How much do we really know about the humble mushroom?

By Monique McKenzie
We all know a diet rich in vegetables is good for us, but the superfood status of mushrooms is perhaps not so well known.
They're a Kiwi household favourite – we love to barbecue them, roast them, add them to stir-fries and use them as a meat substitute – but how much do we really know about the humble mushroom?
According to Statistics NZ, mushrooms are New Zealand's fourth most popular vegetable.
As well as being favoured for their delicious flavour, they're a great sustainable option too; the mushroom industry is one of the lowest usage industries in New Zealand, meaning their water and power requirements are considerably lower than other forms of produce.
Whether you fancy portobello, shiitake, white button, Swiss brown or oyster, mushrooms are not only hearty and flavourful, but also pack a powerful vitamin and mineral punch.

They’re full of antioxidants

Far more than most fruit and vegetables, mushrooms contain a super-high concentration of antioxidants.
Known for their ability to help ward off free radicals in the body, the ergothioneine and glutathione found in mushrooms help to lower the risk of many diseases, including heart disease.
Ergothioneine is especially unique as it's an anti-inflammatory, which humans are unable to make on their own.
The antioxidants in mushrooms also work extra hard to protect the body from physiological stress that causes visible signs of ageing.

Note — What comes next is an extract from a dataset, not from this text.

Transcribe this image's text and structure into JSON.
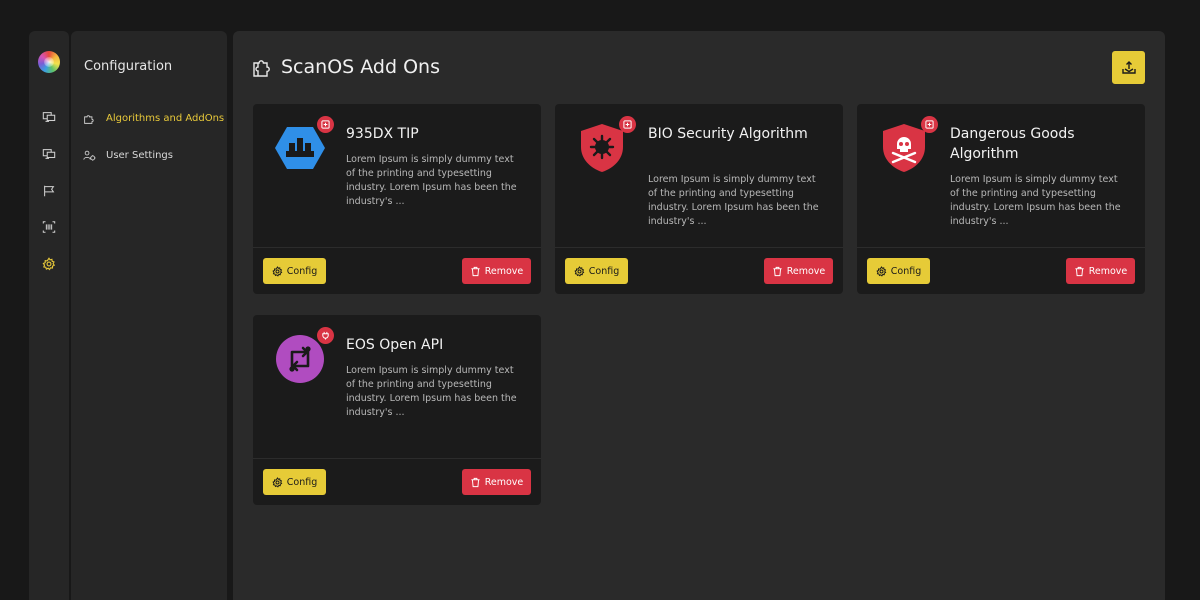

That's right – eating mushrooms consistently could help to keep those wrinkles at bay!
Mushrooms are the only vegetable that produces vitamin D when exposed to sunlight. This means that a boosted mushroom intake is a great way for vegans and vegetarians to increase their daily dose of vitamin D.
Swapping your less-healthy choices for mushrooms is also a simple way to reduce calorie intake.
Considered a low energy density food, an entire cup of raw mushrooms contains only 15 calories (62kJ). Mushrooms are also low GI and low in sodium.

They reduce the risk of dementia

Mushrooms have been shown to have a possible impact on brain health – specifically, an individual's chances of ending up with dementia.
Researchers from the National University of Singapore found that eating two or more servings of mushrooms per week lowers the chances of mild cognitive impairment.
The more mushrooms people ate, the better they performed in tests of thinking and processing.
The study's findings, published in the Journal of Alzheimer's Disease, were based on 663 Chinese adults aged over 60, whose diet and lifestyle were tracked over a six-year period from 2011 to 2017.
Approximately nine out of 100 people who ate more than two portions a week were diagnosed with mild cognitive impairment, compared with 19 out of 100 among those who ate less than one portion.
This is largely credited to the previously mentioned ergothioneine in mushrooms – not only does the antioxidant protect against a number of ailments, it may also have a protective effect on the brain, the study found.
Mushrooms also contain other powerful nutrients and minerals such as spermidine, which has been shown to shield neurons from damage.

They boost energy levels

If you struggle to get up in the morning, your B group vitamins – crucial in providing us with the energy needed to bounce out of bed – might be lacking.
Mushrooms can help provide us with our daily requirement of B vitamins, and aid in reducing our tiredness and fatigue.
They also help to form red blood cells. A common issue with vegetarian and vegan diets is a deficiency of B12 and B6, often obtained from red meat.
Just a 100g serving of mushrooms will provide five out of the eight B vitamins. Mushrooms also contain selenium, potassium and phosphorus.
Kiwis tend to lack the mineral selenium, which is important for the immune system. Again, just 100g of mushrooms will provide around a third of our daily selenium requirement.